This might seem like a lot (and it is!), but keep in mind that this is the maximalist approach, and you don’t have to start with the full package. Start with something simple and work your way up. Build an MVP in a day and then start iterating (context and data flow are two good ondes to start with).

Metadata overlays

Some metadata will probably not be captured in these generations. We either inline the metadata about each service in the diagram, or we link to the service documentation and/or source inside the diagram.

For each node we need owners, SLAs, data privacy and authZ information, external dependencies, and so on somewhere. For each edge, we need protocol, transport, auths, rate, etc. Not all of this should be inline, it will crowd the diagram. Link to external sources of information wherever possible.

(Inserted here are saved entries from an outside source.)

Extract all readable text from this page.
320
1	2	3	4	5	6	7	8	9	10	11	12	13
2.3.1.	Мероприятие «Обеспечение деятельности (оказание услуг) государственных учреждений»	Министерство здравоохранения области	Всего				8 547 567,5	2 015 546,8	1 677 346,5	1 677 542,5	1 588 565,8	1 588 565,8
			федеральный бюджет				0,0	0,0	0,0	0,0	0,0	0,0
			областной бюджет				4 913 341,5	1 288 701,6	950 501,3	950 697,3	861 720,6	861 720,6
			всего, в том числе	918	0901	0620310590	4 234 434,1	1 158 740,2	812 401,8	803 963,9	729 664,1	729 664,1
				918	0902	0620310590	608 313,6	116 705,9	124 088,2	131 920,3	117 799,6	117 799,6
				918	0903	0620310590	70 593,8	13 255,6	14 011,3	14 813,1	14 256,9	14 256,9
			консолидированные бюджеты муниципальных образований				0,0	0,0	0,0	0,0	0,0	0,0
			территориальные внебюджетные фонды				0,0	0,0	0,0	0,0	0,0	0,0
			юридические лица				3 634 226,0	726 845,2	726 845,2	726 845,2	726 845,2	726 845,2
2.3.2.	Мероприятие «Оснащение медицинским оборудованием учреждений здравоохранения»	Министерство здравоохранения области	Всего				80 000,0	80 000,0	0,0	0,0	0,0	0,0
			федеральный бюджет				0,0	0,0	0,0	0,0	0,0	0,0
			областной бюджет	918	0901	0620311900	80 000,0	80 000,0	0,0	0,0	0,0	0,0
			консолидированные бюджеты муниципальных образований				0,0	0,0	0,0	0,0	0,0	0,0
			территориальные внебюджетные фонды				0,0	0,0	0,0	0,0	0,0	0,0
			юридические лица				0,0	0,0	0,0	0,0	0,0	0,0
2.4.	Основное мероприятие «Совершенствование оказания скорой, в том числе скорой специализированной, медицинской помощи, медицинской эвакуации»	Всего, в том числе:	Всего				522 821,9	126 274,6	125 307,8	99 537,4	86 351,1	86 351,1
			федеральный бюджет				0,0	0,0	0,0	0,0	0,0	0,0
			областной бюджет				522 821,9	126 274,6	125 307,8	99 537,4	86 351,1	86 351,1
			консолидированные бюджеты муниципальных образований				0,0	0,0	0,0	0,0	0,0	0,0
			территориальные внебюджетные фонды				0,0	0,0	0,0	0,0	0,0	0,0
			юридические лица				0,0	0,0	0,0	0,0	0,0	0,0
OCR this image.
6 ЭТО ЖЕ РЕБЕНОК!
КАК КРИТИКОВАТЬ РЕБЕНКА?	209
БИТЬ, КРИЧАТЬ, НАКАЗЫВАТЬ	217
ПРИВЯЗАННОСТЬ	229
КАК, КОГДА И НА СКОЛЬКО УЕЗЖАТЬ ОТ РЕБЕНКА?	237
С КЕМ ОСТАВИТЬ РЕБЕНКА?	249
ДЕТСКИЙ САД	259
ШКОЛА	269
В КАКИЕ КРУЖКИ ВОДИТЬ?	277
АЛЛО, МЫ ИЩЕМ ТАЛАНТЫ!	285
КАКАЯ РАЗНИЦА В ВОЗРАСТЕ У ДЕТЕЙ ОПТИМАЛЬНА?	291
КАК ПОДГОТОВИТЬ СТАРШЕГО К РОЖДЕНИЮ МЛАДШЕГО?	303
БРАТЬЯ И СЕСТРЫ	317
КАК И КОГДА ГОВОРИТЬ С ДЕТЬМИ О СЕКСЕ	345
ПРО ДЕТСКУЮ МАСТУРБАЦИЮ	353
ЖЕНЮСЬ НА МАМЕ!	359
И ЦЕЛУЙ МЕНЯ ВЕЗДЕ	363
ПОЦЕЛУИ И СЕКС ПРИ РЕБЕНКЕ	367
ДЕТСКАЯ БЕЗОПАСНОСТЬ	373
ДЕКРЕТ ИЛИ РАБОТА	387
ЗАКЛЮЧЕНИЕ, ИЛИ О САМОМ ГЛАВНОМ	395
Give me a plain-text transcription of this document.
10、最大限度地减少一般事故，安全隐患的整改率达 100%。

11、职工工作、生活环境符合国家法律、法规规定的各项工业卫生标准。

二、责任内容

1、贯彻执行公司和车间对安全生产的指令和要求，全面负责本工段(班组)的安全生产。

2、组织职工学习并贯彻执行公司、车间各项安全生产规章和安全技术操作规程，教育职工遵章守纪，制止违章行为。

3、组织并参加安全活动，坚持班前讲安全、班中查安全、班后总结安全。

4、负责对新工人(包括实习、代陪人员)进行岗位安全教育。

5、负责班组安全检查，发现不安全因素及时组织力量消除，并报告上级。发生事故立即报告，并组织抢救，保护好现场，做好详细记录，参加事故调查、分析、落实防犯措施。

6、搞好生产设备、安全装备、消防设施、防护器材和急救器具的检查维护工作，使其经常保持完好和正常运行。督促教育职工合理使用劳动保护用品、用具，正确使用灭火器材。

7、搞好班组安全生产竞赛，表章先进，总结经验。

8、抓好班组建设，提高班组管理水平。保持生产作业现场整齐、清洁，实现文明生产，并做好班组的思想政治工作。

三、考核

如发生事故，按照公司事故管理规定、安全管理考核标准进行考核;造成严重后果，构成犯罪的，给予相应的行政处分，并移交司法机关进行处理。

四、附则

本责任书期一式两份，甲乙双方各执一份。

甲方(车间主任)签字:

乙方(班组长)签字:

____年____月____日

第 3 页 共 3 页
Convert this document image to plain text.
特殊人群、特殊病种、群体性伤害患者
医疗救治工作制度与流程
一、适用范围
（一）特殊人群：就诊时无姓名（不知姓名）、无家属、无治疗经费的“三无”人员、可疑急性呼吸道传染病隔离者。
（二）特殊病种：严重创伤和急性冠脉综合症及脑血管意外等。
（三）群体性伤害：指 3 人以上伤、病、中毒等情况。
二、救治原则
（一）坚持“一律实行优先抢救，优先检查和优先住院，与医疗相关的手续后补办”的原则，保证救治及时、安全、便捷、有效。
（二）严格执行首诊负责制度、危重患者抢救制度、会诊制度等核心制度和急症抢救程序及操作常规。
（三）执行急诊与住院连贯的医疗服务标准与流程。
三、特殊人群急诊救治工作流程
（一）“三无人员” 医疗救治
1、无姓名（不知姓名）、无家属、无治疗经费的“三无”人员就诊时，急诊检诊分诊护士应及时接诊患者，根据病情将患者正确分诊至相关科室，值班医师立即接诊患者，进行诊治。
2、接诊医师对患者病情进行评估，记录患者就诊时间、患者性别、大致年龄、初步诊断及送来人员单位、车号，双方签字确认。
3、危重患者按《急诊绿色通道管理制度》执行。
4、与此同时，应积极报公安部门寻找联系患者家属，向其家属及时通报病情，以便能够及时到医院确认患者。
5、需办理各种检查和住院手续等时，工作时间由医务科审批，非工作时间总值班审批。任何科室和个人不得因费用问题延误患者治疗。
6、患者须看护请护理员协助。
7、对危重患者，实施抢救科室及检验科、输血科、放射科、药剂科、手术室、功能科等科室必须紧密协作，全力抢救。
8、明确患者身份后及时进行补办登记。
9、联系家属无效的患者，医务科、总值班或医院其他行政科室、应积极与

A quick note on redactions

There will be a point in a company’s lifetime when these diagrams need to be shared externally. Maybe some of them are part of the external documentation. Maybe they’re being handed over to a potential buyer or investor.

Some data will then need to be redacted. The nice thing about a data and model-first approach, though, is that redactions are easy to implement: they are just filters.

And, since you have multiple views of the system, you can additionally control sharing by choosing the view. You can throw out the nitty-gritty like the runtime topology or network segmentation without any additional work.

Fin

In this blog post, we looked at how to build useful architecture diagrams for internal and external use. We talked about principles and anti-patterns, views and how to create and manage them.

I hope you were able to take something useful away from this blog post that will elevate the usefulness of your diagrams. They are the first view into your system, and they are what you’ll see when you close your eyes to think about your architecture.